DB Access Asia Conference 2010 Highlights

Outlook – revenue growth across all divisions, albeit higher costs. Fare revenue likely to increase due to commencement of CCL stage 1 and 2 on 10 April, aided by higher MRT and bus ridership. However, mgmt expects higher staff cost from the increase in headcount and the impact of the cessation of job credits (received S$35m in jobs credit in FY10). We believe this could lead to higher start-up costs to operate CCL as more stages come on stream, and the lag in revenue could limit SMRT’s medium-term profitability.

Update on its overseas ventures. SMRT projects earnings for its 49% stake in Shenzhen Zona to at least more than double from RMB24.1m in CY2008 to RMB48.2m in CY2010 and CY2011. Mgmt expects Shenzhen Zona’s revenues to increase via ramp-up of its bus services to cater to the Bao An district in Shenzhen.

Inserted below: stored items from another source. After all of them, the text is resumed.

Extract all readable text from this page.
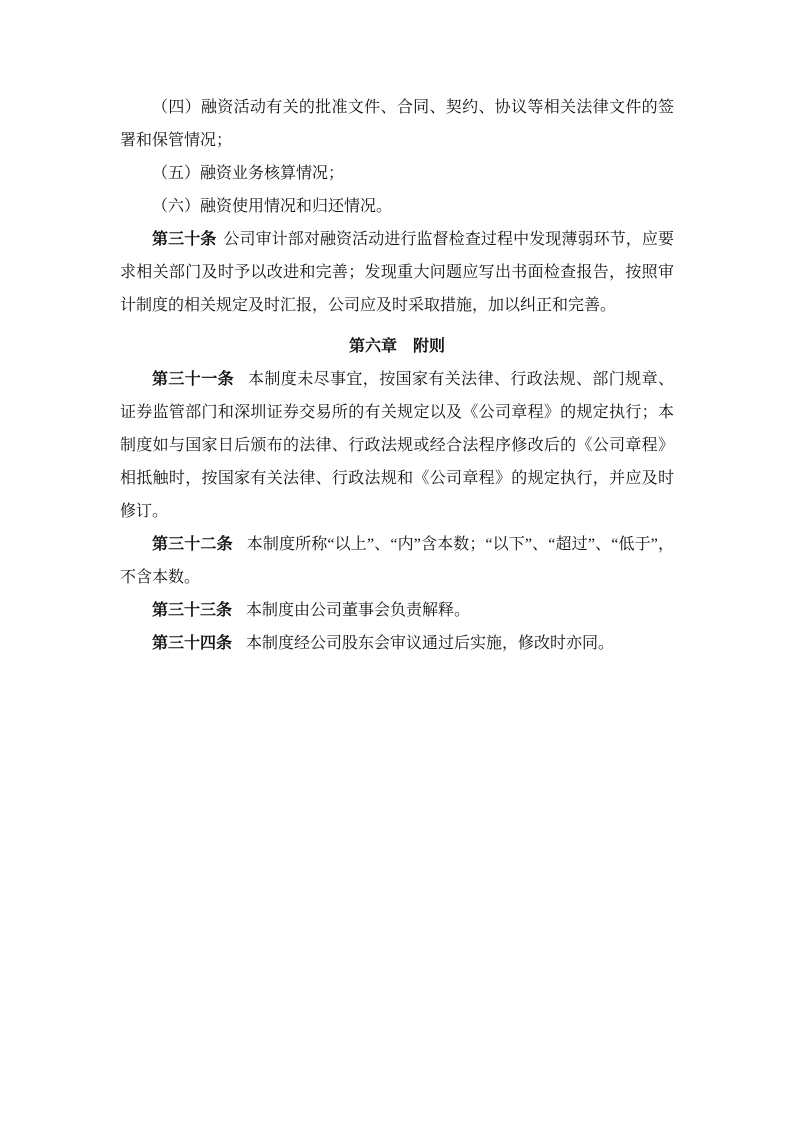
（四）融资活动有关的批准文件、合同、契约、协议等相关法律文件的签署和保管情况；

（五）融资业务核算情况；

（六）融资使用情况和归还情况。

第三十条 公司审计部对融资活动进行监督检查过程中发现薄弱环节，应要求相关部门及时予以改进和完善；发现重大问题应写出书面检查报告，按照审计制度的相关规定及时汇报，公司应及时采取措施，加以纠正和完善。

第六章　附则

第三十一条 本制度未尽事宜，按国家有关法律、行政法规、部门规章、证券监管部门和深圳证券交易所的有关规定以及《公司章程》的规定执行；本制度如与国家日后颁布的法律、行政法规或经合法程序修改后的《公司章程》相抵触时，按国家有关法律、行政法规和《公司章程》的规定执行，并应及时修订。

第三十二条 本制度所称“以上”、“内”含本数；“以下”、“超过”、“低于”，不含本数。

第三十三条 本制度由公司董事会负责解释。

第三十四条 本制度经公司股东会审议通过后实施，修改时亦同。
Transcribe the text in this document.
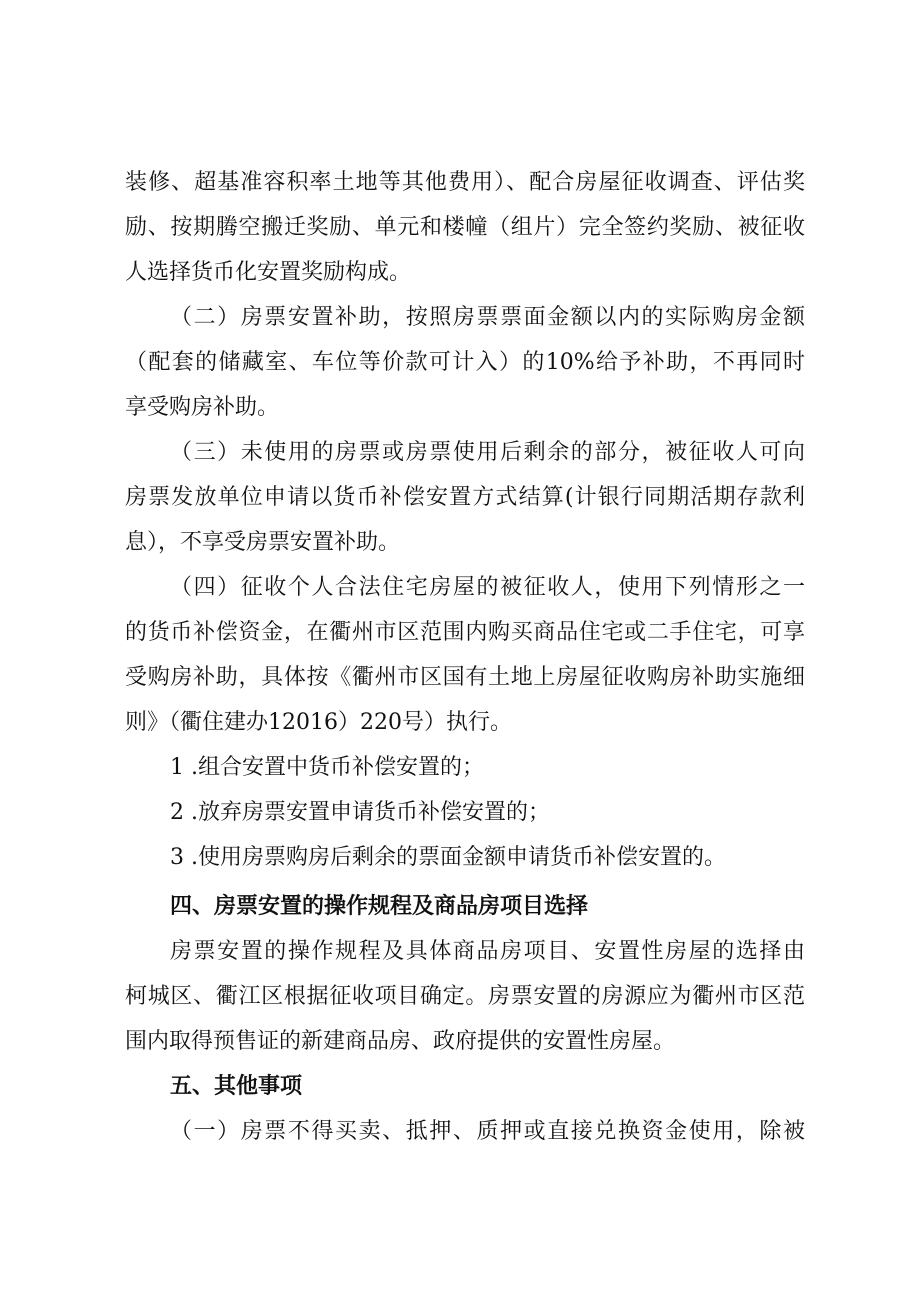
装修、超基准容积率土地等其他费用）、配合房屋征收调查、评估奖
励、按期腾空搬迁奖励、单元和楼幢（组片）完全签约奖励、被征收
人选择货币化安置奖励构成。
（二）房票安置补助，按照房票票面金额以内的实际购房金额
（配套的储藏室、车位等价款可计入）的10%给予补助，不再同时
享受购房补助。
（三）未使用的房票或房票使用后剩余的部分，被征收人可向
房票发放单位申请以货币补偿安置方式结算(计银行同期活期存款利
息），不享受房票安置补助。
（四）征收个人合法住宅房屋的被征收人，使用下列情形之一
的货币补偿资金，在衢州市区范围内购买商品住宅或二手住宅，可享
受购房补助，具体按《衢州市区国有土地上房屋征收购房补助实施细
则》（衢住建办12016）220号）执行。
1 .组合安置中货币补偿安置的；
2 .放弃房票安置申请货币补偿安置的；
3 .使用房票购房后剩余的票面金额申请货币补偿安置的。
四、房票安置的操作规程及商品房项目选择
房票安置的操作规程及具体商品房项目、安置性房屋的选择由
柯城区、衢江区根据征收项目确定。房票安置的房源应为衢州市区范
围内取得预售证的新建商品房、政府提供的安置性房屋。
五、其他事项
（一）房票不得买卖、抵押、质押或直接兑换资金使用，除被
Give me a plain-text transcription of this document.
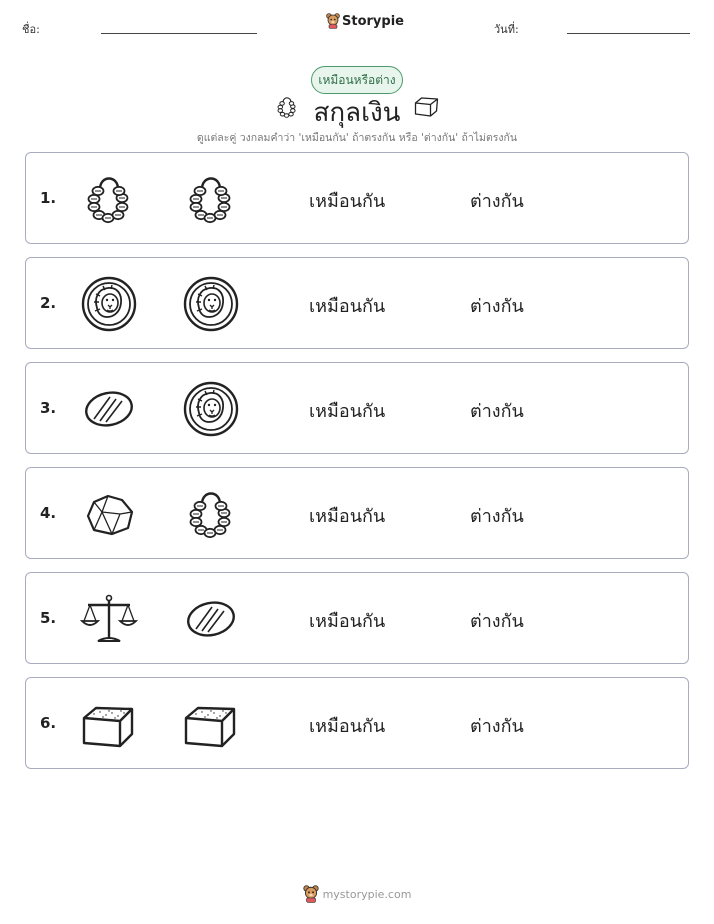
ชื่อ:
Storypie
วันที่:
เหมือนหรือต่าง
สกุลเงิน
ดูแต่ละคู่ วงกลมคำว่า 'เหมือนกัน' ถ้าตรงกัน หรือ 'ต่างกัน' ถ้าไม่ตรงกัน
1.	เหมือนกัน	ต่างกัน
2.	เหมือนกัน	ต่างกัน
3.	เหมือนกัน	ต่างกัน
4.	เหมือนกัน	ต่างกัน
5.	เหมือนกัน	ต่างกัน
6.	เหมือนกัน	ต่างกัน
mystorypie.com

Mgmt intends to use Shenzhen Zona as a platform to bid for additional bus and new rail contracts across China. SMRT is also looking to bid for rail contracts in the Gold Coast (Australia) and Honolulu (Hawaii).

New fare gates system could help to boost engineering revenue this year. Management is also working to move upstream by working on the provision of fare gates for DTL and overseas sales. This is being carried out by SMRT’s engineering division and acts as an additional revenue stream. SMRT believes that the global demand for fare gates system to be worth S $54bn and expects the revenue contribution from its fare gates system sales to be recognized in FY11E.

Timing of the award of Downtown Line (DTL). SMRT expects the award of DTL to be announced in a year, as the first stage of DTL commences in 2013. Mgmt expects the DTL tenure to be shorter, at 10-15 years vs the 30-year licences today, as LTA wants to encourage greater contestability. Maintain Hold.